Die geschichtliche Herausbildung einer medizinischen Spezialdisziplin wie der zahnärztlichen Prothetik (Zahnersatzkunde) kann nicht ohne den Hintergrund der gesamthistorischen Entwicklung gesehen und erörtert werden. Nur eine Betrachtungsweise, die in hinreichendem Maße die gesellschaftlichen und wirtschaftlichen Bedingungen sowie die technischen Möglichkeiten und geistigen Strömungen der jeweiligen Zeit erfasst, kann Erklärungen dafür liefern weshalb Entwicklungen diesen oder jenen Weg nehmen, geographisch oder zeitlich beschränkt bleiben, und welche Voraussetzungen erfüllt sein müssen, damit sie sich durchsetzen und schließlich etablieren können. Die historische Beschäftigung mit den Zähnen darf sich nicht auf Fragen nach den Behandlungsmethoden, nach der Anwendung und Weiterentwicklung von Instrumenten und Materialien reduzieren, sondern sollte immer im Kontext mit den jeweiligen sozialen Verhältnissen und Lebensgewohnheiten der Menschen gesehen werden. Aus diesen Gründen muss in eine Darstellung der Entwicklung der zahnärztlichen Prothetik neben der allgemeinen Medizin- und Zahnmedizingeschichte die Kulturgeschichte angemessen eingebunden sein.

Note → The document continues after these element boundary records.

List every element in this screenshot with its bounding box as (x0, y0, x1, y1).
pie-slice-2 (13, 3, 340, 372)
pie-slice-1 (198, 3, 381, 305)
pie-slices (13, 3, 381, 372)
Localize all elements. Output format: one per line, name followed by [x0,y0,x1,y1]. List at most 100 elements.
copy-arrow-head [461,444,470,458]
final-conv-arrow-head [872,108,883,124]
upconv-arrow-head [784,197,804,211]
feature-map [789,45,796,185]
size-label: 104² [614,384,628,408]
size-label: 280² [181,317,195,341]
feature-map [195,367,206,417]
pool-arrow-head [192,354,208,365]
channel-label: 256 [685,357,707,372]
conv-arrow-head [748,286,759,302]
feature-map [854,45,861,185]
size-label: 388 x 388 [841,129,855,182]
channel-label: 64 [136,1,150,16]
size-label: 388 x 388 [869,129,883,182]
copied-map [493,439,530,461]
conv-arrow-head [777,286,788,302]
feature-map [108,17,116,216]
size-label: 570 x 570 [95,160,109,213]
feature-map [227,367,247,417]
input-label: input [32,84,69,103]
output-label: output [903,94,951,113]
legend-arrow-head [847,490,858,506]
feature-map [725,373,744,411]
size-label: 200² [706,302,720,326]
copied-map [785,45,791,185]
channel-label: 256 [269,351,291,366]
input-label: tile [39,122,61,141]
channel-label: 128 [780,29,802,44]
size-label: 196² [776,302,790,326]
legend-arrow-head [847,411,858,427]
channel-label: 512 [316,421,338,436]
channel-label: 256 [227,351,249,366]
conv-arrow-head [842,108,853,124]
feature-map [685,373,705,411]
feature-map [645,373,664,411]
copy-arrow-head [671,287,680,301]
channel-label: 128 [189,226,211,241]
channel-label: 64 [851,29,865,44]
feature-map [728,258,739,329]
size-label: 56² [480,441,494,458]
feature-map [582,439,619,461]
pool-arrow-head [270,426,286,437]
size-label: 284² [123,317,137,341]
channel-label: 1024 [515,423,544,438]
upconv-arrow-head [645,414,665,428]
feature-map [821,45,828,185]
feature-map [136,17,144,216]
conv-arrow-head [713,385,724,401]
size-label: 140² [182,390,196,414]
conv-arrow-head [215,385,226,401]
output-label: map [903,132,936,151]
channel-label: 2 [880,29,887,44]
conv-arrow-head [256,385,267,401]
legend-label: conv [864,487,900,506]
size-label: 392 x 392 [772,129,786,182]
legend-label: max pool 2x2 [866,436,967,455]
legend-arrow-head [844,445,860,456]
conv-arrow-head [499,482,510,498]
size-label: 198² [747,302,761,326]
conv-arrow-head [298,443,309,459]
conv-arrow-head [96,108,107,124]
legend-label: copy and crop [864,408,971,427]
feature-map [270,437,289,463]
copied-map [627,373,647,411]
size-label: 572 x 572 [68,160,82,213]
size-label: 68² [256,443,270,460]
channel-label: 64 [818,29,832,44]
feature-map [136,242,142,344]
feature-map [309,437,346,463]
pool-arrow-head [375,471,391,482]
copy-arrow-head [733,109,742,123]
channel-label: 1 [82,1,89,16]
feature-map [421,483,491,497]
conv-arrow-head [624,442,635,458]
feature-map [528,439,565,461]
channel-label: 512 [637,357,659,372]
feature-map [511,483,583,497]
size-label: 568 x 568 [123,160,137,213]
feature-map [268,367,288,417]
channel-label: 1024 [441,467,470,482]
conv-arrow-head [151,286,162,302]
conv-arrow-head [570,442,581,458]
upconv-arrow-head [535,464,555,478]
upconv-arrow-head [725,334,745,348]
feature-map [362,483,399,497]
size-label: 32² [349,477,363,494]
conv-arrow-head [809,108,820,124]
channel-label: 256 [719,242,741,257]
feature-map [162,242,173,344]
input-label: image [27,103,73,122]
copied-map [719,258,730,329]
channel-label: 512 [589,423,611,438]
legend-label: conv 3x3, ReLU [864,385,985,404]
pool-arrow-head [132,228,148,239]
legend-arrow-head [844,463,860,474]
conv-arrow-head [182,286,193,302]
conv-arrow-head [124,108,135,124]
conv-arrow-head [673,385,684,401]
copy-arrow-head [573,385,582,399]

1.2 Heilkunst und Kulturgeschichte


Heilkunde und Pflege, die sich aus ursprünglichen Instinkthandlungen und empirischen Wurzeln entwickelt haben, stellen einen wichtigen Mosaikstein innerhalb der kulturellen Leistungen des Menschen dar. Sie kommen universal vor, unterscheiden sich jedoch inhaltlich aufgrund differierender, kulturell determinierter Vorstellungen von Krankheit und Heilung stark voneinander. Heilhandlungen und Pflegemaßnahmen aus der Frühzeit der Menschheit können lediglich indirekt erfasst werden, und zwar zum einen über archäologische Funde und Befunde, zum anderen durch die Beurteilung und Interpretation biohistorischer Quellen. Als solche zählen die Skelettreste ur- und frühgeschichtlicher Menschen, die häufig Hinweise zur Paläopathologie lie fern und mitunter Spuren durchgeführter Therapien zeigen.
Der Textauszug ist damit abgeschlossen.